Hilary Greaves sounds like a really interesting person :)
So, you could use these methods to construct a utility function corresponding to the person-affecting viewpoint from your current world, but this wouldn't protect this utility function from critique. She brings up the Pareto principle, where this person-affecting utility function would be indifferent to some things that were strict improvements, which seems undesirable.
I think the more fundamental problem there is intransitivity. You might be able to define a utility function that captures the person-affecting view to you, but a copy of you one day later (or one world over) would say "hang on, I didn't agree to that." They'd make their own utility function with priorities on different people. And so you end up fighting with yourself, until one of you can self-modify to actually give up the person-affecting view, and just keep this utility function created by their past self.
A more reflective self might try to do something clever like bargaining between all selves they expect to plausibly be (and who will follow the same reasoning), and taking actions that benefit those selves, confident that their other selves will keep their end of the bargain.

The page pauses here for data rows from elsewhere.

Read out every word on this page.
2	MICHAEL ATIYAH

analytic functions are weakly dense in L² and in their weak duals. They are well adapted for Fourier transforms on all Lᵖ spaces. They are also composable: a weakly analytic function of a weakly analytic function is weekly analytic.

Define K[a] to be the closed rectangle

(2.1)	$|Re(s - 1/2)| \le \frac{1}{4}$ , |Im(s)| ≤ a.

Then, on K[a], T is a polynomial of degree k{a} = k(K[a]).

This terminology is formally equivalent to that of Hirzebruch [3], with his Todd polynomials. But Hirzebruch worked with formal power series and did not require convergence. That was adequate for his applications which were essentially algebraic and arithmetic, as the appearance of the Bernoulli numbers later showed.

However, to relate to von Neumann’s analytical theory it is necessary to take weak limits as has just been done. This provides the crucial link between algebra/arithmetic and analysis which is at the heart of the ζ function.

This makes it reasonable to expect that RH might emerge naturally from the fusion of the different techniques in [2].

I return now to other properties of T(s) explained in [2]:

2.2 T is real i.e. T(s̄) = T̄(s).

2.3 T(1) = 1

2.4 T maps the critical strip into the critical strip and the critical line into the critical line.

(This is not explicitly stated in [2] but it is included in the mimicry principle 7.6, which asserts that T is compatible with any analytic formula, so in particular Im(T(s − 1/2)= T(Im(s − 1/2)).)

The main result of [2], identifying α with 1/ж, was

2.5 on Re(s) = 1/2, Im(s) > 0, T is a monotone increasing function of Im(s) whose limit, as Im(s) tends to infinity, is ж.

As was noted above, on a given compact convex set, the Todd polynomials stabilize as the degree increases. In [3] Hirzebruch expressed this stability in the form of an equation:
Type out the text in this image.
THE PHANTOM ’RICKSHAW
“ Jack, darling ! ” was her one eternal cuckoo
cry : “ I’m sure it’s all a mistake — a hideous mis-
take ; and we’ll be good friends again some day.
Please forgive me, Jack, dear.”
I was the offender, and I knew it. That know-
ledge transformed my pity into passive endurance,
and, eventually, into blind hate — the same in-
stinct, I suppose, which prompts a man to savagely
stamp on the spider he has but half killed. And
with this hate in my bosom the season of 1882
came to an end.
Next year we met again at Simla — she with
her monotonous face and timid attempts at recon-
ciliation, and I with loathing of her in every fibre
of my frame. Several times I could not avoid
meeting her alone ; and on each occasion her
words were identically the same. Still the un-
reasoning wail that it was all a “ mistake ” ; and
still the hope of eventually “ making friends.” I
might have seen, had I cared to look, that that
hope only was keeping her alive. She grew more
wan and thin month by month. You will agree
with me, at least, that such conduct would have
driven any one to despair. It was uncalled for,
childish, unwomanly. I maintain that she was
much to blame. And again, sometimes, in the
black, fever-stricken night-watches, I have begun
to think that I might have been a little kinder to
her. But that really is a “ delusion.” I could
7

My general feeling about population ethics, though, is that it's aesthetics. This was a really important realization for me, and I think most people who think about population ethics don't think about the problem the right way. People don't inherently have utility, utility isn't a fluid stored in the gall bladder, it's something evaluated by a decision-maker when they think about possible ways for the world to be. This means it's okay to have a preferred standard of living for future people, to have nonlinear terms on population and "selfish" utility, etc.
Can you give a concrete example for why the utility function should change?